In order to solve problems like these, we need to figure out which reagent is limiting. There are a few different ways to approach this, but one common approach is to calculate the amount of AlCl3 formed from assuming that each reagent is limiting.
For 34.0 g of Al we get:
34.0 g Al • 1 mol Al/ 26.98 g Al • 2 mol AlCl3/ 2 mol Al • 133.34 g AlCl3/ 1 mol AlCl3 = 168 g AlCl3
For 39.0 g of Cl2 we get:
39.0 g Cl2 • 1 mol Cl2/ 70.9 g Cl2 • 2 mol AlCl3/ 3 mol Cl2 • 133.34 g AlCl3 / 1 mol AlCl3 = 48.9 g AlCl3
Since 48.9 g AlCl3 is the smaller number this is the answer, and it also lets you know that Cl2 is the limiting reagent.
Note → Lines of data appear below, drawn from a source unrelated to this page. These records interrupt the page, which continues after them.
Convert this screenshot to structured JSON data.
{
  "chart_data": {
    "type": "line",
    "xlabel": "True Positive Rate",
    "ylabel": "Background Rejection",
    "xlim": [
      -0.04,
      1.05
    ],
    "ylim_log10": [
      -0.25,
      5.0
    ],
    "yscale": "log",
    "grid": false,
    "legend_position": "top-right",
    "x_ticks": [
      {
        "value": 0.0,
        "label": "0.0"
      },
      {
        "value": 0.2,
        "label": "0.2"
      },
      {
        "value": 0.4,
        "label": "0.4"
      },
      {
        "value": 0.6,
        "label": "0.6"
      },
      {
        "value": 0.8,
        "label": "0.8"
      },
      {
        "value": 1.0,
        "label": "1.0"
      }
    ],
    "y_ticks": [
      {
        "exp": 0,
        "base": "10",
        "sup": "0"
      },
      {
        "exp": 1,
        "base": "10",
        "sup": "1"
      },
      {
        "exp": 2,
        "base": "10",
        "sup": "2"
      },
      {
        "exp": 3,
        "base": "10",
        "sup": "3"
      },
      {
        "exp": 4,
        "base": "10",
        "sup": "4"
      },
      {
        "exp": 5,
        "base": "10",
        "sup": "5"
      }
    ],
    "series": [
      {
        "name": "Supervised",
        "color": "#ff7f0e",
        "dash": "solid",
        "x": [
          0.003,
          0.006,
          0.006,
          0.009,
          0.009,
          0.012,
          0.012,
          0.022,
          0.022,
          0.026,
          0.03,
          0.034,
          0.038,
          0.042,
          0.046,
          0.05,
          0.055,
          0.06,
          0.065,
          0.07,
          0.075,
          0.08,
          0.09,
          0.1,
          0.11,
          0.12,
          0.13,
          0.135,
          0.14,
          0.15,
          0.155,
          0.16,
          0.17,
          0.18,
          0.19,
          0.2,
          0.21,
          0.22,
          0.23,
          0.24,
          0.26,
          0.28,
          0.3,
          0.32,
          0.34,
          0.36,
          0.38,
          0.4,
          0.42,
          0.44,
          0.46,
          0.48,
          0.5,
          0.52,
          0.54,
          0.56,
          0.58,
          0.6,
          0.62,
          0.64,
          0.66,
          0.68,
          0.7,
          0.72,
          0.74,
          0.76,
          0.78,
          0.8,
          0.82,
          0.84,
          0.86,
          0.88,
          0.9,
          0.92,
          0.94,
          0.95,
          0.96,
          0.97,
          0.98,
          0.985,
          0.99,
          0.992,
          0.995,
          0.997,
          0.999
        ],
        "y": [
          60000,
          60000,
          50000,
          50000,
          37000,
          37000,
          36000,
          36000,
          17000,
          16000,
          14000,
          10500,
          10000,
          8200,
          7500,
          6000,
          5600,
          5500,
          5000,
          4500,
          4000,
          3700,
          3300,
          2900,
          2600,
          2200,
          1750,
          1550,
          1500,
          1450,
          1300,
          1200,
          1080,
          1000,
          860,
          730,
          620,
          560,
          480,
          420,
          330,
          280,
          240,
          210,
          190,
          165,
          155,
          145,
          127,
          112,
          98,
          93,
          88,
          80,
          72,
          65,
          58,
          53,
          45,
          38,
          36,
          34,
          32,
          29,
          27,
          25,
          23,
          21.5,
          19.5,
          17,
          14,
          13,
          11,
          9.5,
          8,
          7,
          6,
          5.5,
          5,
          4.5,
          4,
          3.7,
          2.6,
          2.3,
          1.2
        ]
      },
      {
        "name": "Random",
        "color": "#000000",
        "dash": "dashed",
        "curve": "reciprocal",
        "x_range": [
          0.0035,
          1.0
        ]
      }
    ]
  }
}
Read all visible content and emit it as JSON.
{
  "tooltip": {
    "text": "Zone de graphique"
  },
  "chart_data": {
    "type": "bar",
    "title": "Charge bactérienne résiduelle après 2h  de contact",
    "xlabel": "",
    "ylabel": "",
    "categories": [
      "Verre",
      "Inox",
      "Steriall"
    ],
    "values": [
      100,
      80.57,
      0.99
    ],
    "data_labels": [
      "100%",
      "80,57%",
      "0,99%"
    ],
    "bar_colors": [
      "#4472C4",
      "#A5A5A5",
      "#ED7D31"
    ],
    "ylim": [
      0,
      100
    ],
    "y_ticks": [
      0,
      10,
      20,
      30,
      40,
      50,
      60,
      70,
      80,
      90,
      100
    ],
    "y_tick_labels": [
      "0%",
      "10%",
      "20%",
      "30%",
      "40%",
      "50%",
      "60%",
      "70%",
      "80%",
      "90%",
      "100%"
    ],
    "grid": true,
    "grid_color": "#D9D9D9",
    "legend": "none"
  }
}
We know this because once all the Cl2 is consumed we product 48.9 AlCl3 and will not have enough Cl2 left over to make anymore to get to 168 g.
Now we need to figure out how much excess aluminum is left over
39.0 g Cl2 • 1 mol Cl2/ 70.9 g Cl2 • 2 mol Al/ 3 mol Cl2 • 26.98 g Al/ 1 mol Al = 9.89 g Al
34.0 g Al - 9.89 g Al = 24.1 g Al left over
Let me know if anything doesn't make sense!